I finished Rachel Pearson’s excellent book No Apparent Distress, her memoir about being a medical student. I had heard about this book from Library Journal’s Best Book round-up from last year. A Texas native, Pearson went to medical school at University of Texas’ Medical Branch (UTMB) in Galveston and worked at St. Vincent’s student-run free clinic whose patients were often impoverished. She shares many stories from that experience, and from her other experiences – medical care for prisoners, in a remote border town, in an abortion clinic, in a plastic surgery clinic, and her own family’s medical stories. She writes well about the complex ethical aspects of her profession, as seen from her student’s point of view.

Near the start of the book, Pearson describes how, after Hurricane Ike in 2008, UTMB cut off its charity care to cancer patients without notifying the physician in charge of their care.
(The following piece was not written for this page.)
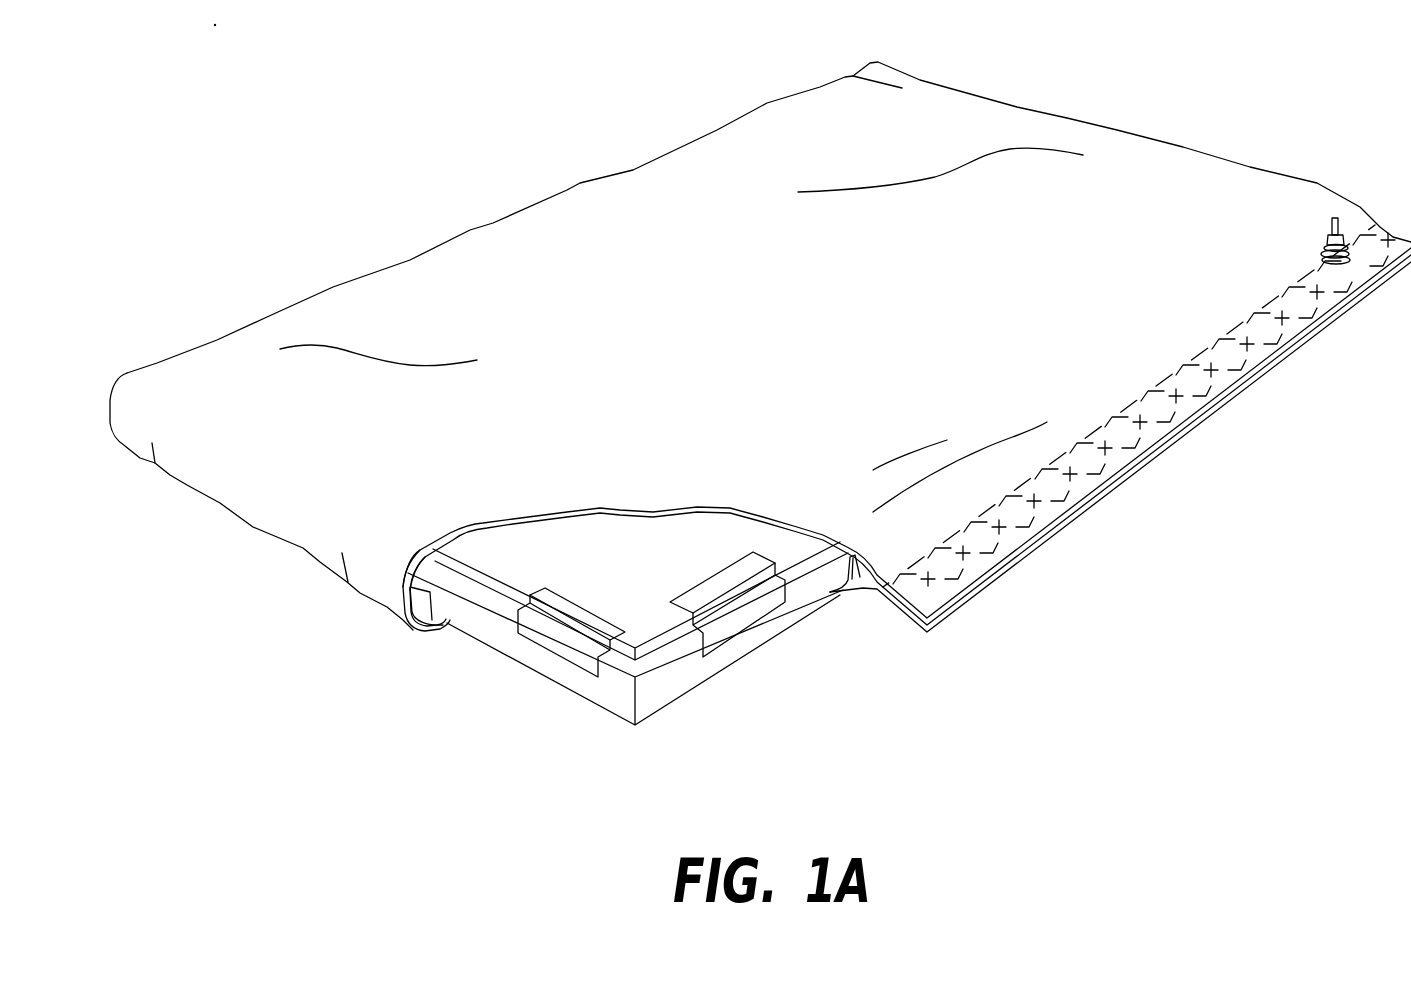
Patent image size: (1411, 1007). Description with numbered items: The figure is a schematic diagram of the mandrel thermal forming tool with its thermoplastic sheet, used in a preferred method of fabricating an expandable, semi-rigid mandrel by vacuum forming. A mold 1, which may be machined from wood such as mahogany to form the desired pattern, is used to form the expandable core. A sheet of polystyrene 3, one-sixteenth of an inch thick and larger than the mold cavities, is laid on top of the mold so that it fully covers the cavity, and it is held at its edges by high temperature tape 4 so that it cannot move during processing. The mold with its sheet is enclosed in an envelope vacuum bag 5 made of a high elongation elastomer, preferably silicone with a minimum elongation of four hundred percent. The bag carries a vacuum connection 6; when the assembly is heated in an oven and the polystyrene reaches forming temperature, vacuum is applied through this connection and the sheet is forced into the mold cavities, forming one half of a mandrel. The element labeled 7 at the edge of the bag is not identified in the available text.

That doctor learned of the cuts from her bewildered patients. The doctor did her best to track down all her patients who had been scattered by the hurricane but without that funding and without other options, this doctor knew most of these patients were now facing death. As I read this book, and this chapter, in particular, I kept hearing Idaho Congressional Representative Raul Labrador’s ludicrous statement to upset constituents at a televised town hall last year: “Nobody dies because they don’t have access to health care.” Pearson’s book has so many stories of people in peril due to lack of health care access.

Besides Postwar, my other in-progress books are:

Gabi, A Girl in Pieces by Isabel Quintero – for book club

The Power by Naomi Alderman – so far, really liking it. Finding it almost cathartic to read.

Fetch: How a Bad Dog Brought Me Home by Nicole J. Georges – this graphic novel/memoir was a random pick from my library’s new books area and it’s been an unexpected pleasure

I have so many options for other books to pick up that I don’t know for sure what’s next after these – though I know that Robyn Davidson’s Tracks will be a near future read, as it’s something my cousin Phil and I chose to read and discuss together later.